The UNC Department of Genetics is delighted to announce the appointment of Jie Xu, PhD, to the UNC faculty. Dr. Xu joins us as an assistant professor in the Department of Genetics at the UNC School of Medicine and a member of UNC Lineberger Comprehensive Cancer Center.
Dr. Xu comes to UNC from the University of California San Diego, where she was a postdoctoral fellow in Dr. Bing Ren’s laboratory. She previously trained at Northwestern University and earned her PhD in Biomedical Sciences from Penn State University.
Dr. Xu will lead an emerging program in cancer genomics and epigenomics. Her research explores the regulatory consequences of cancer genomic structural variations, alterations in the epigenomic landscape and 3D chromatin architecture, and the development of single-cell technologies. She has pioneered Paired-TF, a single-cell method enabling simultaneous profiling of transcription factor binding and RNA expression, and has applied this technology to study molecular aging in the brain. Her work also includes mapping transcription factor networks across cell states and dissecting the roles of structural proteins such as Cohesin and CTCF in neurodifferentiation.

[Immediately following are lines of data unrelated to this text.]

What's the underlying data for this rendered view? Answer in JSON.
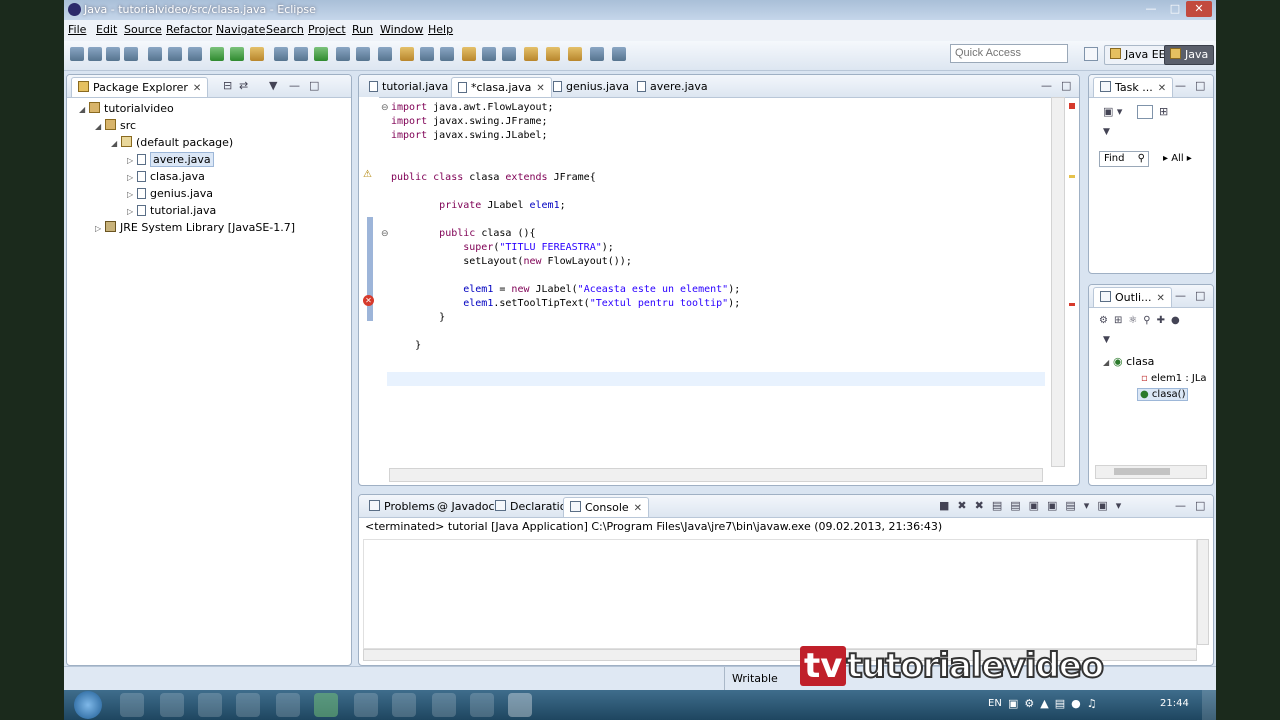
{
  "window": {
    "title": "Java - tutorialvideo/src/clasa.java - Eclipse"
  },
  "menu": [
    "File",
    "Edit",
    "Source",
    "Refactor",
    "Navigate",
    "Search",
    "Project",
    "Run",
    "Window",
    "Help"
  ],
  "toolbar": {
    "quick_access": "Quick Access",
    "perspective_java_ee": "Java EE",
    "perspective_java": "Java"
  },
  "package_explorer": {
    "tab_label": "Package Explorer",
    "tree": [
      {
        "label": "tutorialvideo",
        "level": 0,
        "type": "project"
      },
      {
        "label": "src",
        "level": 1,
        "type": "folder"
      },
      {
        "label": "(default package)",
        "level": 2,
        "type": "package"
      },
      {
        "label": "avere.java",
        "level": 3,
        "type": "file",
        "selected": true
      },
      {
        "label": "clasa.java",
        "level": 3,
        "type": "file"
      },
      {
        "label": "genius.java",
        "level": 3,
        "type": "file"
      },
      {
        "label": "tutorial.java",
        "level": 3,
        "type": "file"
      },
      {
        "label": "JRE System Library [JavaSE-1.7]",
        "level": 1,
        "type": "library"
      }
    ]
  },
  "editor": {
    "tabs": [
      "tutorial.java",
      "*clasa.java",
      "genius.java",
      "avere.java"
    ],
    "active_tab": 1,
    "code": [
      "import java.awt.FlowLayout;",
      "import javax.swing.JFrame;",
      "import javax.swing.JLabel;",
      "",
      "",
      "public class clasa extends JFrame{",
      "",
      "        private JLabel elem1;",
      "",
      "        public clasa (){",
      "            super(\"TITLU FEREASTRA\");",
      "            setLayout(new FlowLayout());",
      "",
      "            elem1 = new JLabel(\"Aceasta este un element\");",
      "            elem1.setToolTipText(\"Textul pentru tooltip\");",
      "        }",
      "",
      "    }"
    ]
  },
  "task_list": {
    "tab_label": "Task ...",
    "find_placeholder": "Find",
    "all_label": "All"
  },
  "outline": {
    "tab_label": "Outli...",
    "items": [
      {
        "label": "clasa",
        "level": 0
      },
      {
        "label": "elem1 : JLa",
        "level": 1
      },
      {
        "label": "clasa()",
        "level": 1,
        "selected": true
      }
    ]
  },
  "bottom_panel": {
    "tabs": [
      "Problems",
      "Javadoc",
      "Declaration",
      "Console"
    ],
    "active_tab": 3,
    "console_status": "<terminated> tutorial [Java Application] C:\\Program Files\\Java\\jre7\\bin\\javaw.exe (09.02.2013, 21:36:43)"
  },
  "statusbar": {
    "writable": "Writable"
  },
  "taskbar": {
    "lang": "EN",
    "time": "21:44"
  },
  "watermark": {
    "tv": "tv",
    "text": "tutorialevideo"
  }
}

Dr. Xu’s contributions have advanced understanding of enhancer hijacking and chromatin structural alterations in acute myeloid leukemia, as highlighted in her landmark publication in Nature (2022). She has co-developed computational frameworks such as NeoLoopFinder for detecting chromatin interactions induced by structural variants, and her research has appeared in Nature Genetics, Nature Methods, Nature Cell Biology, and Nature Biotechnology.

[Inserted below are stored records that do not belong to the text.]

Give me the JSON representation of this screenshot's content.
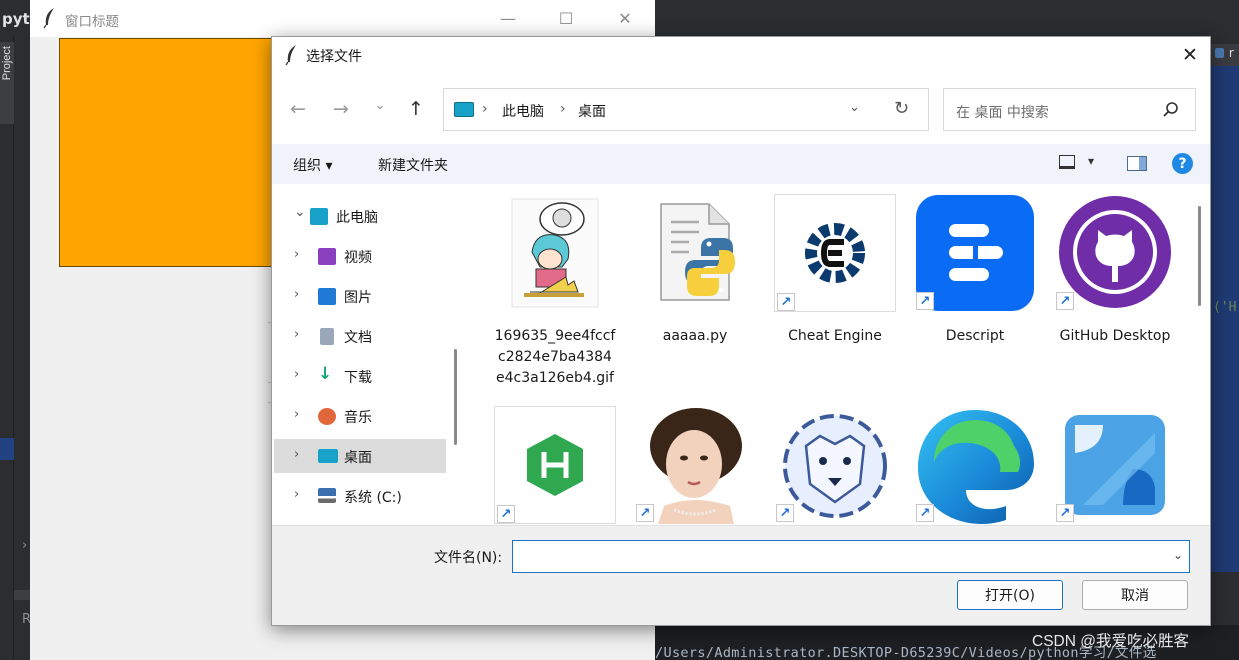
{
  "ide": {
    "logo_text": "pyt",
    "project_tab": "Project",
    "right_tab": "r",
    "code_fragment": "('H",
    "collapse_chevron": "›",
    "bottom_left_letter": "R",
    "terminal_path": "/Users/Administrator.DESKTOP-D65239C/Videos/python学习/文件选",
    "watermark": "CSDN @我爱吃必胜客"
  },
  "tk_window": {
    "title": "窗口标题",
    "controls": {
      "minimize": "—",
      "maximize": "☐",
      "close": "✕"
    },
    "canvas_color": "#ffa500"
  },
  "dialog": {
    "title": "选择文件",
    "close": "✕",
    "nav": {
      "back": "←",
      "forward": "→",
      "recent": "⌄",
      "up": "↑"
    },
    "address": {
      "segments": [
        "此电脑",
        "桌面"
      ],
      "separator": "›",
      "dropdown": "⌄",
      "refresh": "↻"
    },
    "search": {
      "placeholder": "在 桌面 中搜索"
    },
    "commands": {
      "organize": "组织 ▾",
      "new_folder": "新建文件夹",
      "view_dropdown": "▾",
      "help": "?"
    },
    "tree": [
      {
        "label": "此电脑",
        "expanded": true,
        "icon": "pc-icon",
        "color": "#19a2c9"
      },
      {
        "label": "视频",
        "icon": "video-icon",
        "color": "#8a3fbf"
      },
      {
        "label": "图片",
        "icon": "picture-icon",
        "color": "#1f7ad6"
      },
      {
        "label": "文档",
        "icon": "document-icon",
        "color": "#9aa7b8"
      },
      {
        "label": "下载",
        "icon": "download-icon",
        "color": "#1aa37a"
      },
      {
        "label": "音乐",
        "icon": "music-icon",
        "color": "#e0673a"
      },
      {
        "label": "桌面",
        "icon": "desktop-icon",
        "color": "#19a2c9",
        "selected": true
      },
      {
        "label": "系统 (C:)",
        "icon": "drive-icon",
        "color": "#3c6fb0"
      }
    ],
    "tree_chevrons": {
      "expanded": "⌄",
      "collapsed": "›"
    },
    "files": [
      {
        "name": "169635_9ee4fccfc2824e7ba4384e4c3a126eb4.gif",
        "type": "gif"
      },
      {
        "name": "aaaaa.py",
        "type": "python"
      },
      {
        "name": "Cheat Engine",
        "type": "shortcut"
      },
      {
        "name": "Descript",
        "type": "shortcut"
      },
      {
        "name": "GitHub Desktop",
        "type": "shortcut"
      },
      {
        "name": "",
        "type": "shortcut-hbuilder"
      },
      {
        "name": "",
        "type": "shortcut-portrait"
      },
      {
        "name": "",
        "type": "shortcut-cheetah"
      },
      {
        "name": "",
        "type": "shortcut-edge"
      },
      {
        "name": "",
        "type": "shortcut-blue"
      }
    ],
    "shortcut_arrow": "↗",
    "filename": {
      "label": "文件名(N):",
      "value": "",
      "dropdown": "⌄"
    },
    "buttons": {
      "open": "打开(O)",
      "cancel": "取消"
    }
  }
}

Her achievements have been recognized with numerous honors, including the Dean’s Graduation Award and Charles W. Hill Graduate Student Award at Penn State, multiple travel and poster awards, and full scholarships for advanced training programs. She has delivered invited oral presentations at major conferences such as the 4D Nucleome Annual Meeting and the American Society of Human Genetics.